Dream Raises $260 Million at $3 Billion Valuation as Governments Race to Own Their AI Infrastructure
Dream closes a $260 million round at a $3 billion valuation, as institutional investors back sovereign AI infrastructure as the next generation of national strategic asset.

Dream Raises $260 Million at $3 Billion Valuation as Governments Race to Own Their AI Infrastructure

A Tel Aviv-based artificial intelligence and cyber defence company has closed one of the most significant government-technology funding rounds of 2026, signalling a structural shift in how institutional capital is pricing sovereign digital infrastructure.

Dream, the sovereign AI and cyber defence company for governments and critical infrastructure, announced on 18 June 2026 a $260 million funding round, bringing its valuation to $3 billion just three years after its founding. The round was co-led by Bicycle Capital and Group 11, with participation from Antler, Bain Capital Ventures, Tru Arrow Partners, and other global investors.

The investment follows significant commercial growth for the company. Dream said it has secured nearly $300 million in total contract value since launching commercial operations in late 2024. The company has generated more than $130 million in annual recurring revenue from government clients across Europe, Asia-Pacific, and the Middle East.

With the latest round lifting total capital raised to $412 million, this marks the fifth financing milestone for the company. The velocity of that capital formation, from zero to $3 billion in valuation inside thirty-six months, reflects a market that is moving from interest in sovereign AI to active institutional commitment.

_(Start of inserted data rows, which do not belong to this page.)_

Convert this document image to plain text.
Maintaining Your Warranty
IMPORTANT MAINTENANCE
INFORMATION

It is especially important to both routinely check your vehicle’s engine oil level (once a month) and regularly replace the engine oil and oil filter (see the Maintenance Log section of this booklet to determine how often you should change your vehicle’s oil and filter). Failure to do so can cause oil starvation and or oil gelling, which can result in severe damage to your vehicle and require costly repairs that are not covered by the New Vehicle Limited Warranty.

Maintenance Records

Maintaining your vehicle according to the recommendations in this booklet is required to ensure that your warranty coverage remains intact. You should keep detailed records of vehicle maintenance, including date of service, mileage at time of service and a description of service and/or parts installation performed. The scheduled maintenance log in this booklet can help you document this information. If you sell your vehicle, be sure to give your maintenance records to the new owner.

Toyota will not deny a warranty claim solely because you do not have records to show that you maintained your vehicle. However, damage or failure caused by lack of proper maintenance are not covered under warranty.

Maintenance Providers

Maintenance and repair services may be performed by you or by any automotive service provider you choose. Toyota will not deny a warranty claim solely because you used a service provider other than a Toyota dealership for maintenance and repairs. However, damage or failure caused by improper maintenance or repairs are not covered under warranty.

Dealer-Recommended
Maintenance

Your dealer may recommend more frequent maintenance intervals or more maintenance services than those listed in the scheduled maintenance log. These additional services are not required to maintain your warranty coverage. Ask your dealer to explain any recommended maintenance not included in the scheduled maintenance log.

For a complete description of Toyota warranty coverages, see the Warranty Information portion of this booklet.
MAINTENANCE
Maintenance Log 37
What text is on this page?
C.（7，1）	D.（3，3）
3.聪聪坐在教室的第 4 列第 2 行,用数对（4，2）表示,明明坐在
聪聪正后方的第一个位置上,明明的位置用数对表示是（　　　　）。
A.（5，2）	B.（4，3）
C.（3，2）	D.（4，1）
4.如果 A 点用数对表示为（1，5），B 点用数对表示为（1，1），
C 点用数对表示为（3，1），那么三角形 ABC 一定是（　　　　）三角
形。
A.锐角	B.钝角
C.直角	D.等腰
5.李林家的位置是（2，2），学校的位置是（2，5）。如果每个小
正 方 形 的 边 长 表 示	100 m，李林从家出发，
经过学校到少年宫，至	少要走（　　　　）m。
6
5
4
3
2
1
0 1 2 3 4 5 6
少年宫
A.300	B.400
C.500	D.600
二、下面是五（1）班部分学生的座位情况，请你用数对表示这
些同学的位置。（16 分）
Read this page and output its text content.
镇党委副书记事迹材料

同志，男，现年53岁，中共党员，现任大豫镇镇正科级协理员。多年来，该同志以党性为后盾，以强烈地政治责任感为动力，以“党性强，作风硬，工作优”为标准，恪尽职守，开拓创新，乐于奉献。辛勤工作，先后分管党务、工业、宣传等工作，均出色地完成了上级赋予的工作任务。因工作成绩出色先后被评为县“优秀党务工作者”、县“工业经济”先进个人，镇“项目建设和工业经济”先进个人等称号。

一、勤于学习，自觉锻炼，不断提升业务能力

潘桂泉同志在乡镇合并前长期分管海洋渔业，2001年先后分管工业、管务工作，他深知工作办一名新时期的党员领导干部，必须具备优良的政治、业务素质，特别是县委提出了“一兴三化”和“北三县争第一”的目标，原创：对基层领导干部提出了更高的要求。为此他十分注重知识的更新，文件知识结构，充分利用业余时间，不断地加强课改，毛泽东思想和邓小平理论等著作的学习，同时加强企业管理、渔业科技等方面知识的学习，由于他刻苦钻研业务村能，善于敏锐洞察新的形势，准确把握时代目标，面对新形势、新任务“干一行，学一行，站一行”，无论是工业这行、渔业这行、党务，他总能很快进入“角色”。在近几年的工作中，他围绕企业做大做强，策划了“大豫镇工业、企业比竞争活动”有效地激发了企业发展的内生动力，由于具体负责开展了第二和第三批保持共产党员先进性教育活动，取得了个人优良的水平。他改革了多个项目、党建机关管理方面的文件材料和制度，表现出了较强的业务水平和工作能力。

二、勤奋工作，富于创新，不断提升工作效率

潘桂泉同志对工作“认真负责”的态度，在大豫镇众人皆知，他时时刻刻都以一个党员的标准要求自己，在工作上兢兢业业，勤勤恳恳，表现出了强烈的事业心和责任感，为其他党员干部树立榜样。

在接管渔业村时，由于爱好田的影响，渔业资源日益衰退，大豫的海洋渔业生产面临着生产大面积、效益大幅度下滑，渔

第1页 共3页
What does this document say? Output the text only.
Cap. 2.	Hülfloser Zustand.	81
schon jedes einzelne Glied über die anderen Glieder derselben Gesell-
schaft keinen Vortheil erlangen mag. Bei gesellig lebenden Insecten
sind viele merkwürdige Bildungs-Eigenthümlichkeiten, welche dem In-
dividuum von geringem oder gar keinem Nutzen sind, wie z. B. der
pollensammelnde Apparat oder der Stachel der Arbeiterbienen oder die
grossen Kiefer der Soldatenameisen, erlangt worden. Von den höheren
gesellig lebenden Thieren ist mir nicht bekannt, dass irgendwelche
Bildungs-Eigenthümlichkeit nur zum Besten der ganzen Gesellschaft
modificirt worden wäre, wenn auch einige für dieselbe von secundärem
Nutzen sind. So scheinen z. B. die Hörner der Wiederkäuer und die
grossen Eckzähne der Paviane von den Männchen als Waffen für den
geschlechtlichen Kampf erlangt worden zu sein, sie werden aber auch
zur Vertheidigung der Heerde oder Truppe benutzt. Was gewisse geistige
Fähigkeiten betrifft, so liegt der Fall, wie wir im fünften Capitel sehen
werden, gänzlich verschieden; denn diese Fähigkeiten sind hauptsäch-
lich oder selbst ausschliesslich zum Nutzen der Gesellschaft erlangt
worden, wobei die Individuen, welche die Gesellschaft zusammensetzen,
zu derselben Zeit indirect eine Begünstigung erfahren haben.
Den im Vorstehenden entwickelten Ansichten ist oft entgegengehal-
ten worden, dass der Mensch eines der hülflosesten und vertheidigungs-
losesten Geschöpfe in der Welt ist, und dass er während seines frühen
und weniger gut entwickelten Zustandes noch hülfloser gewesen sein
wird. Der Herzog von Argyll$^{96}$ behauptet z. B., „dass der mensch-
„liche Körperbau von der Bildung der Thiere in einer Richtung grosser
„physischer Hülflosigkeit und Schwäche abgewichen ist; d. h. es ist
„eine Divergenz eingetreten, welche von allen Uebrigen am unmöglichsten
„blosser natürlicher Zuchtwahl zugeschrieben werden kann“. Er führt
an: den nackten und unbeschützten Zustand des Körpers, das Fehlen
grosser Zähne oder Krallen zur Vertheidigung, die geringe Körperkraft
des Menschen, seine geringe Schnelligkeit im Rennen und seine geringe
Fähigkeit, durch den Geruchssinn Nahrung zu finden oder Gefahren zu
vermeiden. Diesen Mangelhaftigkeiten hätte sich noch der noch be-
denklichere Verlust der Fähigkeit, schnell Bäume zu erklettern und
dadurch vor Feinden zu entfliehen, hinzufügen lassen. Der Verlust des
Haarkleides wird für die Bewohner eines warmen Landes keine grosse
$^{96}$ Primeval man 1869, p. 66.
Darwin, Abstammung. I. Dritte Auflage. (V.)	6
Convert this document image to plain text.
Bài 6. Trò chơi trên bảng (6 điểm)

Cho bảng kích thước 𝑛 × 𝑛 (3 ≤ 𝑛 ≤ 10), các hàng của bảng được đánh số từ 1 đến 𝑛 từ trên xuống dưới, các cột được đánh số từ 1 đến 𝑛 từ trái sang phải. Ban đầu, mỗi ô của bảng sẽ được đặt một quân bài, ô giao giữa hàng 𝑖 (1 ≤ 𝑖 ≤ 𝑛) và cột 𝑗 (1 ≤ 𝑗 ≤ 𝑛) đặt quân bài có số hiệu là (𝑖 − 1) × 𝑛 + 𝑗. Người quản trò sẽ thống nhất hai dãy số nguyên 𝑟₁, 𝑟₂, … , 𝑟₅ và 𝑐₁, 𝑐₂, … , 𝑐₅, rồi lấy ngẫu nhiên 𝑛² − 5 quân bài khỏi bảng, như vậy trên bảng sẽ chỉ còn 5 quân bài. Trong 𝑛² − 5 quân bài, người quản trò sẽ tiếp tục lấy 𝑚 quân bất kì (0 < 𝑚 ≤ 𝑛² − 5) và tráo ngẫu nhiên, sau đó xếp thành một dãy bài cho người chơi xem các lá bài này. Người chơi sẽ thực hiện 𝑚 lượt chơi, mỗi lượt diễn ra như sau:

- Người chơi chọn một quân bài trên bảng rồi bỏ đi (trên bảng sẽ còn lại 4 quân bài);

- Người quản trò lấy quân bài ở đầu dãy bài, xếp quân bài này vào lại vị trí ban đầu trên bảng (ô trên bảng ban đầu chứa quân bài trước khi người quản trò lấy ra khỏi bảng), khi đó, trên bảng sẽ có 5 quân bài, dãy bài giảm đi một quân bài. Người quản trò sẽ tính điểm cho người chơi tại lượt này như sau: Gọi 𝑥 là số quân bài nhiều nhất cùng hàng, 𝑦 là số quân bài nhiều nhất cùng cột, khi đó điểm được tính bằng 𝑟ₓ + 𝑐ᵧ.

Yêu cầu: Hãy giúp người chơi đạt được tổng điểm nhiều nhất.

The Architecture of Sovereign AI

Dream built three platforms to address the challenge of government AI ownership. Sphere helps governments and critical infrastructure operators defend against nation-state cyber threats, combining cyber intelligence, exposure management, attack path analysis, digital twin technology, and AI-powered detection and response into a unified national cyber defence system. Hero is an autonomous AI security researcher that discovers vulnerabilities, identifies attack paths, and reasons like an adversary at machine speed to prevent sophisticated cyber threats.

The third platform, Atlas, serves as Dream’s sovereign AI environment. Atlas enables governments to connect information stored across ministries, agencies, and critical infrastructure organisations, transform data into structured knowledge, and deploy mission-specific AI models and agents within secure, government-controlled environments.

The three-platform model is deliberate. It gives governments a complete stack: defence, threat intelligence, and national data intelligence, without dependence on foreign cloud infrastructure or third-party operators.

The Founders and the Capital

Dream was co-founded in 2023 by Shalev Hulio, who previously co-founded and led NSO Group, alongside Sebastian Kurz, Austria’s former chancellor, and Gil Dolev. The combination of a seasoned intelligence-technology operator and a senior European political figure in the same founding team is unusual, and speaks directly to Dream’s commercial thesis: that government AI procurement decisions are driven as much by trust and access as by technical capability.

Shu Nyatta, co-founder and managing partner of Bicycle Capital, described Dream as having built a unique platform at the intersection of AI, cybersecurity, and government technology.

Sebastian Kurz, president and co-founder of Dream, stated that the defining question for governments is no longer whether they will use AI, but whether they will own it.

Capital Signals a Broader Structural Shift

The new capital will accelerate deployment of Dream’s sovereign AI and national cyber defence platforms across Europe, the Middle East, Asia, and the Americas.

The financing lands at a moment when sovereign AI has moved from a policy concept into an active procurement category. Governments across multiple regions are now treating AI infrastructure with the same strategic weight previously reserved for energy grids, telecommunications networks, and defence hardware. For institutional investors, that shift creates a new and durable asset class, one where the buyer is the state and contract tenure is measured in years rather than quarters.

The concept of sovereign AI has become central to several national technology strategies, centred on ensuring that highly sensitive digital operations, including health care, financial systems, defence applications, and government data, remain governed by domestic laws rather than by foreign cloud providers.

Dream’s round does not simply represent a venture bet on a single company. It represents institutional capital’s earliest and clearest signal that government-owned AI infrastructure is the next generation of sovereign investment, one that will define national competitiveness as decisively as the physical infrastructure of the previous century.